Skipping the lemonade, I mixed iced tea with Champagne. It was that easy. The bubbles give just a little sparkle to a basic tea. To get into the details, I made the drink to go with a this snappy coconut milk cod, which is Thai-like, not to mention somewhat difficult to pair a cocktail with (this one worked great with that dish!). That led me to iced tea, which led me to the John Daly, which got us to this point.
Because the flavors already rolling around the kitchen involved ginger and lemon grass, I tweaked my tea in that direction by brewing basic tea with a slice of ginger and stem of the lemongrass.

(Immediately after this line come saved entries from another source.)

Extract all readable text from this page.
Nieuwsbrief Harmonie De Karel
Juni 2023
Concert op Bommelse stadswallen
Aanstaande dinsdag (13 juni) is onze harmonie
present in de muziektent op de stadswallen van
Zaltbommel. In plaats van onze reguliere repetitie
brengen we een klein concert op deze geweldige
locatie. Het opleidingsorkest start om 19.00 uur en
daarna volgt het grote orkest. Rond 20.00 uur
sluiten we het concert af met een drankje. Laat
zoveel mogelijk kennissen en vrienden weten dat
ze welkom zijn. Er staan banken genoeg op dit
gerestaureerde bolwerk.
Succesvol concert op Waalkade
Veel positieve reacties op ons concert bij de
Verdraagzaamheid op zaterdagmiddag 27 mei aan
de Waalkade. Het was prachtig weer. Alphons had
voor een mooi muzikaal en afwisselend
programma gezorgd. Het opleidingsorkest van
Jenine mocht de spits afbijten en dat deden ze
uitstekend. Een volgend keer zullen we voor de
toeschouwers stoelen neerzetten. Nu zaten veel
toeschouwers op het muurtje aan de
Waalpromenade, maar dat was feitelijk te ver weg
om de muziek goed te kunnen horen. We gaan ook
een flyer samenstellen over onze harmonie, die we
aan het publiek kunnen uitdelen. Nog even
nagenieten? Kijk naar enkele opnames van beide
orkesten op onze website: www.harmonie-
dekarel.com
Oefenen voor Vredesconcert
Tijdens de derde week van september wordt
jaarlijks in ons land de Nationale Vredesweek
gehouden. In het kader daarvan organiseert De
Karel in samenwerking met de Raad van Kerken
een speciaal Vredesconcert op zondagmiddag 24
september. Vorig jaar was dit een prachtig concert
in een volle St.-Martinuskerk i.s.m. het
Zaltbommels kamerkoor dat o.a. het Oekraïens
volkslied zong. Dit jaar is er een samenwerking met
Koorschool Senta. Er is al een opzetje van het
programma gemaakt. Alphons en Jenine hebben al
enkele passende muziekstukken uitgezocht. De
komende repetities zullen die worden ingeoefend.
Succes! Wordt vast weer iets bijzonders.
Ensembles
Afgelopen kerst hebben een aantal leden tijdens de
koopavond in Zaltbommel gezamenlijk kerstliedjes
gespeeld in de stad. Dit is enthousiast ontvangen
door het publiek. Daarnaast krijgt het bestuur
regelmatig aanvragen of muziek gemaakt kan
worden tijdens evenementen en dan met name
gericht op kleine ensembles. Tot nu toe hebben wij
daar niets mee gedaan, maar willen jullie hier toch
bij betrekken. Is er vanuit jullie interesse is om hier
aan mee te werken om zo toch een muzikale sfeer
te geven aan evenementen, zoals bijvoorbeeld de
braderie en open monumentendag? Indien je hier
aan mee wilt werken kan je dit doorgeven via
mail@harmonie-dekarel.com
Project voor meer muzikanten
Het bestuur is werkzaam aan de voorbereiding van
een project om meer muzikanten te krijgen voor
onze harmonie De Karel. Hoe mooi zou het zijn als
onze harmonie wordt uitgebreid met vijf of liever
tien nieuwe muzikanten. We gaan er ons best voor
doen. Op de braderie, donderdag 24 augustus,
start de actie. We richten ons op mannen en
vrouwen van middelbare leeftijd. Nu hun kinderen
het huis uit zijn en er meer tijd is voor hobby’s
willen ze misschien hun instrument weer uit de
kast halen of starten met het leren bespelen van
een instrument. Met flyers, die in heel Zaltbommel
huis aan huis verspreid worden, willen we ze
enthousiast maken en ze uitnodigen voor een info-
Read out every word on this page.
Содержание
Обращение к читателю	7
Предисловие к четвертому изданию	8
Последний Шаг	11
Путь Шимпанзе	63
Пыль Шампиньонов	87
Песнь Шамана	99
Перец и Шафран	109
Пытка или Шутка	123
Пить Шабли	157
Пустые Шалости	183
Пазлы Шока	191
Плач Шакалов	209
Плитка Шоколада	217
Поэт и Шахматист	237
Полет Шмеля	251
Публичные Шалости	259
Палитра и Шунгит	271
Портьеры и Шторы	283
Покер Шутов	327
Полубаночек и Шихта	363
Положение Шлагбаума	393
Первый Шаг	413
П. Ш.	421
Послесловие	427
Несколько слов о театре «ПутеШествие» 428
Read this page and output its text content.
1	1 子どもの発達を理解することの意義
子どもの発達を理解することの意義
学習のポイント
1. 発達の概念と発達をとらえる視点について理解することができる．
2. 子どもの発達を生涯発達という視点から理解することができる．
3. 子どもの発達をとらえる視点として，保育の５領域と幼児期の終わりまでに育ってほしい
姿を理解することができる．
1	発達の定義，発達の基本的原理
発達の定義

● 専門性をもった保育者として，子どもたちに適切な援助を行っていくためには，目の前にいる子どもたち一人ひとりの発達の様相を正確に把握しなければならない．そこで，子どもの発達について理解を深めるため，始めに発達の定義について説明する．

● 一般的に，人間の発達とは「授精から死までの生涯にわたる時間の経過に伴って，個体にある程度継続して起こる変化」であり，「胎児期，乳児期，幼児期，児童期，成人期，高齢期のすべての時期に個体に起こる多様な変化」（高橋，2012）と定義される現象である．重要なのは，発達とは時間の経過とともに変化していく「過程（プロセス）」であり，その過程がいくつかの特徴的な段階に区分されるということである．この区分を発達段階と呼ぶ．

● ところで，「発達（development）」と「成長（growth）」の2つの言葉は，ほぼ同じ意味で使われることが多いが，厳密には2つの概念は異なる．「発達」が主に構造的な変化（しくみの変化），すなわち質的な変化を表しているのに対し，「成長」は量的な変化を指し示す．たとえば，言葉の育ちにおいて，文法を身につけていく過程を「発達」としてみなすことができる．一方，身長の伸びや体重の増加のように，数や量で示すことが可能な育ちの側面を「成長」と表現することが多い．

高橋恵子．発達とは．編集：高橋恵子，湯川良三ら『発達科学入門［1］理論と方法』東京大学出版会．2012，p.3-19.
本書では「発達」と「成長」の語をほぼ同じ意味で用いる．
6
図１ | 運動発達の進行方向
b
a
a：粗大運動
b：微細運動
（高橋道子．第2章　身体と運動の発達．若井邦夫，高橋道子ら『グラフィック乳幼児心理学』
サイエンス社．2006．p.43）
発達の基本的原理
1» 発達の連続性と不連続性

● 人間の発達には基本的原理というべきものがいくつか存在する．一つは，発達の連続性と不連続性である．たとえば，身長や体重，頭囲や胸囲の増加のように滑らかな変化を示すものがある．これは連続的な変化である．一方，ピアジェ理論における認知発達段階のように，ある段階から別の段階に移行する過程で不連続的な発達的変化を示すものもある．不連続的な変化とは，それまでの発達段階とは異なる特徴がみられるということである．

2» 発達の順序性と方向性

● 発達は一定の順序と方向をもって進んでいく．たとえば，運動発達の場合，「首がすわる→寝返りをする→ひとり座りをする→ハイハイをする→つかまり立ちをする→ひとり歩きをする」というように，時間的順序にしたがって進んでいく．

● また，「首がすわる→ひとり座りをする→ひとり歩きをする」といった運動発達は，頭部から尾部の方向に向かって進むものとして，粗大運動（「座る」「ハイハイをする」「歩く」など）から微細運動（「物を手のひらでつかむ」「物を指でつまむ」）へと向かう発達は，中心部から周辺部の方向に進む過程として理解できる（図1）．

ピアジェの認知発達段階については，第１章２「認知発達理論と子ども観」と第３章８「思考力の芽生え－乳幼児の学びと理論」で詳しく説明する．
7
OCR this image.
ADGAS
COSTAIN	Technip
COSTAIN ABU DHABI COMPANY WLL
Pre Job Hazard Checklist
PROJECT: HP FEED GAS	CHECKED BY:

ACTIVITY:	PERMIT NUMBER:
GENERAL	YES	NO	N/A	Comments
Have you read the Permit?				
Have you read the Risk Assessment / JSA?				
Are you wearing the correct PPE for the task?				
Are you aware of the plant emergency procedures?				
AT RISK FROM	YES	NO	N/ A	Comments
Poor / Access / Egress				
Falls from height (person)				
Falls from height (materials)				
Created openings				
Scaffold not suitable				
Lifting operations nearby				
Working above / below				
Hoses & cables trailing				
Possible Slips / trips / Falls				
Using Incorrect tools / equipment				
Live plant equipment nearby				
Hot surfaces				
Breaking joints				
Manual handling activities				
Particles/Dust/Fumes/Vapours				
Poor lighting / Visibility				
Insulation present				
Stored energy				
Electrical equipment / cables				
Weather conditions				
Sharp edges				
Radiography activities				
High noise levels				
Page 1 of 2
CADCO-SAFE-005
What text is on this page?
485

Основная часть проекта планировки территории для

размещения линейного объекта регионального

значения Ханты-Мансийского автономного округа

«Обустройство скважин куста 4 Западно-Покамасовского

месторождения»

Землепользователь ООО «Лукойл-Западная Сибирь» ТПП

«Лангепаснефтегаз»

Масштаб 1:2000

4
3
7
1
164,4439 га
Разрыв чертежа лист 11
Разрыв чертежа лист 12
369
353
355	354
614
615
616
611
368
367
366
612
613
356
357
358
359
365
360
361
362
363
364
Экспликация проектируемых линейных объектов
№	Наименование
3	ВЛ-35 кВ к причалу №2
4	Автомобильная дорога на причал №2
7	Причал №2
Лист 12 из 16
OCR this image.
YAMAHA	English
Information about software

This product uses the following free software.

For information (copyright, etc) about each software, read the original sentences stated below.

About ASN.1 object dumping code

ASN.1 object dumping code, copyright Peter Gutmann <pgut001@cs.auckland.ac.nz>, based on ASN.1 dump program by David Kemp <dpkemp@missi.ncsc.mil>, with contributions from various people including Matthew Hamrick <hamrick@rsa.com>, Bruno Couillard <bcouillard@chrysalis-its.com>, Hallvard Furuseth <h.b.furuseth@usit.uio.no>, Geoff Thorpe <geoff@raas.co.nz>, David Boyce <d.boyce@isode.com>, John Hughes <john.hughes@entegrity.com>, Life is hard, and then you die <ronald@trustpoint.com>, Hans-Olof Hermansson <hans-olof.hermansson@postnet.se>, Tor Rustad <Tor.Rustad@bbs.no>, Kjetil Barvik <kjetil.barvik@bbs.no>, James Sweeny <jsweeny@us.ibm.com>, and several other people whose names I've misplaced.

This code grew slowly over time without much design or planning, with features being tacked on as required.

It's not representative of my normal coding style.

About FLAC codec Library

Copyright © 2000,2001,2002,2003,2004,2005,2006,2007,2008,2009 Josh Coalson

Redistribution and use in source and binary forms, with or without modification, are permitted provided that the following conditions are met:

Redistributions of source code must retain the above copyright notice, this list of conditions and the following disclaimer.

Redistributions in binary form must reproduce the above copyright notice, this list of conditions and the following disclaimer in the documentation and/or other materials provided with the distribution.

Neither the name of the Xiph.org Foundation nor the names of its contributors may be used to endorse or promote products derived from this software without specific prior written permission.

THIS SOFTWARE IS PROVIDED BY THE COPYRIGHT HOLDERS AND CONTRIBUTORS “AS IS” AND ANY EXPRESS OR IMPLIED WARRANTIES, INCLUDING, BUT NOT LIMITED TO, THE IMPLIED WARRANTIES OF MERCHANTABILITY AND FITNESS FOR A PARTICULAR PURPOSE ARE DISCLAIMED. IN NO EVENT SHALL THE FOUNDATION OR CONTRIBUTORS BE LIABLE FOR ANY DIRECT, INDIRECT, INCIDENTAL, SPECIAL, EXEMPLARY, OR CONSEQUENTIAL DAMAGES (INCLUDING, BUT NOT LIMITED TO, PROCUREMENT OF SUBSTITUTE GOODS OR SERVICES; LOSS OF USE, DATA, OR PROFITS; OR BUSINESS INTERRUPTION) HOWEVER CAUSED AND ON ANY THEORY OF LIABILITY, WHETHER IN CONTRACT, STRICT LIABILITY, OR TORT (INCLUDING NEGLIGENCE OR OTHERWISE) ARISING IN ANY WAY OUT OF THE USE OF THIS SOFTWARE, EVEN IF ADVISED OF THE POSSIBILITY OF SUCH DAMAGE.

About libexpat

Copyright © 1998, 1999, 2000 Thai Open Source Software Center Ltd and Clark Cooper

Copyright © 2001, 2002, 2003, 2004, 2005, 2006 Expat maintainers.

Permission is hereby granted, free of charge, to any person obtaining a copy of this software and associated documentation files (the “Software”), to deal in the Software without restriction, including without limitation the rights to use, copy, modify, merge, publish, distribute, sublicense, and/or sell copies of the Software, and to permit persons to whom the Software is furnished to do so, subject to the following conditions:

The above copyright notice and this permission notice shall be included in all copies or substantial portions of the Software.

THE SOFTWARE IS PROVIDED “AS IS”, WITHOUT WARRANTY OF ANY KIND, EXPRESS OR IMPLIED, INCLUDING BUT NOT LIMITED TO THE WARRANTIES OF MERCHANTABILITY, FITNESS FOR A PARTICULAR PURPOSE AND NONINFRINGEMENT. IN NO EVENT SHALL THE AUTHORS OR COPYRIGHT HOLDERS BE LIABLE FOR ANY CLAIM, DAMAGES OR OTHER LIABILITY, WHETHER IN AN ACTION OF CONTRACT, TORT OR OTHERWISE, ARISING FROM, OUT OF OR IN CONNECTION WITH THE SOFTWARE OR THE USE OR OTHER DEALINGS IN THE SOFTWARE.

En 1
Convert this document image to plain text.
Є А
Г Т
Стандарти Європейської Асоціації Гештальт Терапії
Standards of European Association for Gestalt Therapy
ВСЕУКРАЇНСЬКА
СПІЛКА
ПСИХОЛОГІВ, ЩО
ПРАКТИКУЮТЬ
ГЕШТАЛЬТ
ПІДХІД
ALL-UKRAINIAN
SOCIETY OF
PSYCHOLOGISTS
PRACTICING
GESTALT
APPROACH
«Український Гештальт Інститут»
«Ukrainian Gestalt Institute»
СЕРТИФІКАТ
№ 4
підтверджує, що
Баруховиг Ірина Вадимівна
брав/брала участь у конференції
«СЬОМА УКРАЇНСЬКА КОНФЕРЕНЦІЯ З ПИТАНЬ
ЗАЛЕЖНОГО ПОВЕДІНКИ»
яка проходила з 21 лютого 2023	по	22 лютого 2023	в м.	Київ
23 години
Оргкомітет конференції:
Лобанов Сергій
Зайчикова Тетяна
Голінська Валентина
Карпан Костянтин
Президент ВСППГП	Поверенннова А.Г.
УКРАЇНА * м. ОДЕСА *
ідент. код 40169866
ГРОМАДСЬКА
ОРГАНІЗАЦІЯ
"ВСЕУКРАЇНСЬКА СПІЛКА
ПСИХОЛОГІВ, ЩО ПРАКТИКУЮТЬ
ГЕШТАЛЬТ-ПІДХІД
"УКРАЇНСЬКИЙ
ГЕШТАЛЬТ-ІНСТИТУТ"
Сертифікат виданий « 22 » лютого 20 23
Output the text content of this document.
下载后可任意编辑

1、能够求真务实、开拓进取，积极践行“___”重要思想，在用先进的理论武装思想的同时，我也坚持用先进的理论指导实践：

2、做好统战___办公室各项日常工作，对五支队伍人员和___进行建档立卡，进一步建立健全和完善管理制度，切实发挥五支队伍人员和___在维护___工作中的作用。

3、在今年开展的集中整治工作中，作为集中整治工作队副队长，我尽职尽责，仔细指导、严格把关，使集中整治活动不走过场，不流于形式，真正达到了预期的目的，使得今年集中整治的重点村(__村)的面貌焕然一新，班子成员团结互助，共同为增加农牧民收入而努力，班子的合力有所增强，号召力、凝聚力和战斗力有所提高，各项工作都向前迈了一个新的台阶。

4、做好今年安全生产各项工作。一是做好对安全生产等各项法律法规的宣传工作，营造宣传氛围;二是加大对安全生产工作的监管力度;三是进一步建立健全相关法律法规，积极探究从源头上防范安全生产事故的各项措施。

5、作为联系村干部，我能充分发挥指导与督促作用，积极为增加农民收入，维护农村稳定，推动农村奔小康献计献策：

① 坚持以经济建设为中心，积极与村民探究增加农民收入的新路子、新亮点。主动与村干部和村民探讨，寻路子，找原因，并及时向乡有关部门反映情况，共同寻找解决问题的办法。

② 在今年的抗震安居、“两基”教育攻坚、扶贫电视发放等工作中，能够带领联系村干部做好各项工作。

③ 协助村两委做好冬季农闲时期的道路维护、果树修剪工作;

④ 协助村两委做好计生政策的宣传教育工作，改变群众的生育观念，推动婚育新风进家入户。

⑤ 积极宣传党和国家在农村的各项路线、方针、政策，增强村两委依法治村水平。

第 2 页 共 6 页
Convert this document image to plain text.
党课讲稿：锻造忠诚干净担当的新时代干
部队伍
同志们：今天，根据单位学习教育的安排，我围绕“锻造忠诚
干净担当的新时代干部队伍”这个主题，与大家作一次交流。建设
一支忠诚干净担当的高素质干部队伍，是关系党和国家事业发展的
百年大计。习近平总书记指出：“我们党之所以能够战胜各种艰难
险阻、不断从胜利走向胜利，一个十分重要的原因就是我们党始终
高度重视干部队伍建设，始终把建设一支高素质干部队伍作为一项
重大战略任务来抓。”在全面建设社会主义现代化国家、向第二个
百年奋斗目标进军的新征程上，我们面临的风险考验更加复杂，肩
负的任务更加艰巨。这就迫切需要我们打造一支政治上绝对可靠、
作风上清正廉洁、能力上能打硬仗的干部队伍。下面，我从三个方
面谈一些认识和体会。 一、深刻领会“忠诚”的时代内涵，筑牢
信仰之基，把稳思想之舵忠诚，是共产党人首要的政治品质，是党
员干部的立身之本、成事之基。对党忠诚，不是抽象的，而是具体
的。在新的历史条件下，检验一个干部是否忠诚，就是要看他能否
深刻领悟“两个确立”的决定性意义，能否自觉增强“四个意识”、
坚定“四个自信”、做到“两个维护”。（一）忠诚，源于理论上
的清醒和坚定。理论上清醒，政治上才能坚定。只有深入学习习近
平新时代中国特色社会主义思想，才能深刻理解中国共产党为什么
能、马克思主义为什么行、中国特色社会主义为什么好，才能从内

Now, your version doesn’t have to be Thai-esque. You could use a straight black tea or even a fruity tea; skip the lemongrass and add in a cinnamon stick. It all goes, and it all depends on your palate. I don’t like anything too sweet, so the plain unsweetened tea actually helped to calm down the sweetness of the Champagne (I was using a sweeter Champagne, but some of them are bone dry. Look here to read more on the six levels of sweetness in Champagnes). If your Champagne isn’t too sweet, you could add a touch of honey to your tea while it’s steeping.
It’s a refined John Daley. It’s a simple afternoon sunny sipper. It’s a basic idea for you to have fun with.
- Iced tea
Mix equal amounts of tea and bubbles, adjust to taste preference. Enjoy!
The Thai Champagne
- 1 fresh ginger slice
- 1 stalk lemon grass
Add the ginger and the lemon grass to the tea while steeping and then cool. Mix equal amounts of tea and bubbles. Adjust to taste preference. Enjoy!
Fat and Happy Food Blog Tips and Techniques: Try this with a few different flavors of tea and see which one you like the best.